Ces résultats montrent que nous vivons de plus en plus vieux, et que nous soignons de mieux en mieux le cancer
Tous types de cancers confondus, le taux de survie 5 ans après le diagnostic a progressé de 65% chez les hommes et de 68% chez les femmes, par rapport à la période de 1998 à 2002. Les chances de survie varient beaucoup d’un type de cancer à l’autre, ceux du testicule, du mélanome et de la thyroïde se soignant relativement bien, contrairement à ceux du foie, du poumon et du pancréas. Les taux de survie du cancer à 5 ans en Suisse figurent parmi les meilleurs d’Europe. Des succès que les experts rassemblés à Berne attribuent avant tout à la qualité de la prise en charge médicale.
«Ces résultats sont encourageants: ils montrent que nous vivons de plus en plus vieux, et que nous soignons de mieux en mieux le cancer», souligne Pascal Strupler, le directeur de l’Office Fédéral de la Santé Publique. Mais ils soulèvent aussi de nouvelles questions. D’abord celle de la prise en charge au long cours des personnes qui sont soignées pour un cancer. Elles peuvent souffrir de pathologies associées et ont souvent besoin d’un suivi régulier.

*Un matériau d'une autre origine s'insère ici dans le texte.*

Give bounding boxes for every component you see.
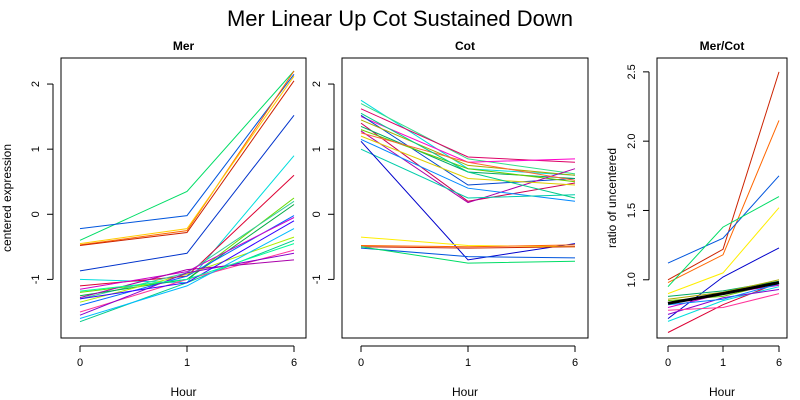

Immunothérapies et prévention
«L’arrivée des immunothérapies contre le cancer constitue un autre défi, remarque Pascal Strupler. On nous promet qu’elles vont profondément transformer la prise en charge du cancer, mais elles sont souvent très chères. Nous devons les évaluer individuellement afin de garantir que les meilleurs soins soient accessibles aux patients, sans pour autant faire exploser les coûts de la santé.»
Limiter l’exposition aux facteurs de risques comme le tabac, et promouvoir des comportements qui protègent contre le cancer comme l’exercice physique apparaissent comme d’autres pistes prometteuses – et bon marché – pour lutter contre le cancer. Dans cet objectif, l’OFSP élabore actuellement une Stratégie nationale prévention des maladies non transmissibles, en collaboration avec les cantons et divers acteurs. Elle devrait être approuvée ce printemps par le Conseil fédéral.